The trail itself travels through many different landscapes, from glacial fed rivers to wide open meadows dotted with wildflowers. If you begin below tree line, a series of switchbacks eventually brings you out into the wide expanses below Mt. Baker. The trees here are all old growth hemlock and yellow cedar.
The trail passes through a few rivers and seasonal changes in their flow can often wipe the trail out of existence. In any case, following the man-made piles of rocks called cairns is an easy way to find the path again.
Once you’ve made it to the meadows the hiking is relatively easy and straightforward. Look to your left once you’ve broken out of the trees and spot the lookout on the ridge above you, that’s your goal.
The lookout itself is perched almost bird-like on top of the ridge, so take care in climbing the ladder to enter.
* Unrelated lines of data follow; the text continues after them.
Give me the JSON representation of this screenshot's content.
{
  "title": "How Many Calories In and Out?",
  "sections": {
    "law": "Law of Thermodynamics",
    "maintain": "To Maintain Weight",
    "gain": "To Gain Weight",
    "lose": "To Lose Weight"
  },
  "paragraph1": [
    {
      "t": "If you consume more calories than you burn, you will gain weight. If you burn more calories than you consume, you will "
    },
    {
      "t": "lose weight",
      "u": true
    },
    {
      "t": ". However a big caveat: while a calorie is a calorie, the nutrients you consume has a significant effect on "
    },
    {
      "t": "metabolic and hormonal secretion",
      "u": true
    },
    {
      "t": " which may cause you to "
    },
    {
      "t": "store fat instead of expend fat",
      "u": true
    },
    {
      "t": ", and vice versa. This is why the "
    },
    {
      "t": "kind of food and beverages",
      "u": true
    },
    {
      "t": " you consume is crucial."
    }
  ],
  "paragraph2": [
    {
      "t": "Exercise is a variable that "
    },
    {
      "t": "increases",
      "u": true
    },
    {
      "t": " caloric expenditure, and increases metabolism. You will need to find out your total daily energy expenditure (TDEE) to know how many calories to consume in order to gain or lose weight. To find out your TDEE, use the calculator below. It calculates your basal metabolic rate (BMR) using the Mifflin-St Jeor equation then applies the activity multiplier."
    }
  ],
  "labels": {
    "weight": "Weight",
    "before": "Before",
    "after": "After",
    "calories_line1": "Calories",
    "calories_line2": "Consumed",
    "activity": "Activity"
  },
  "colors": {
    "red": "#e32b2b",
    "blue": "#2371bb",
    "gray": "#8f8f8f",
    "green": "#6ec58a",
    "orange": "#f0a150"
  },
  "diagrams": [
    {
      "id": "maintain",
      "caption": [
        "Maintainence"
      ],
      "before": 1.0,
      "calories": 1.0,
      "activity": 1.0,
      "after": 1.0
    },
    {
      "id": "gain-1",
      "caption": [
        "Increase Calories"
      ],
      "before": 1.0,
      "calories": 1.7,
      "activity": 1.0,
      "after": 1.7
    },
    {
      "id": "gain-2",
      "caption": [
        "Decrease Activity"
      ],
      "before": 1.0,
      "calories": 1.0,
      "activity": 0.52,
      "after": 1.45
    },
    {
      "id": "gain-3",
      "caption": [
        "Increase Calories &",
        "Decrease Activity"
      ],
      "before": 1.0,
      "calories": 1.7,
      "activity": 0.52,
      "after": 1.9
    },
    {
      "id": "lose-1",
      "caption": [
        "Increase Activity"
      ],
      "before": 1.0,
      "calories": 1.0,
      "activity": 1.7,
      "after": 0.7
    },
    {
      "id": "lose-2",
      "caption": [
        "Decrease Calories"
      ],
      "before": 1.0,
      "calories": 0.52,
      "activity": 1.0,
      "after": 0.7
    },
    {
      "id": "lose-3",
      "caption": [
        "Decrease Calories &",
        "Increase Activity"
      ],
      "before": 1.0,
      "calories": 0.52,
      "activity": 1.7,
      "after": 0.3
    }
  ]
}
Once inside you can enjoy the views you came for, the Twin Sisters range is framed perfectly by the door and wide windows capture the entirety of Mt. Baker’s south face.
Like its sibling lookout on Winchester, Park Butte is maintained by volunteer efforts and overseen by the Skagit Alpine Club. Take care when visiting here and enjoy one of the few remaining intact lookouts in the Cascades.
Directions: From exit 230 on I-5S, head east on the North Cascades Highway for 23 miles, turning left onto Baker Lake Road. From here go 12 miles and take the first left once you pass into the Mt. Baker Wilderness, immediately after the bridge. Go about 3.5 miles until turning right on Forest Road 13, then drive until reaching the trailhead at the end.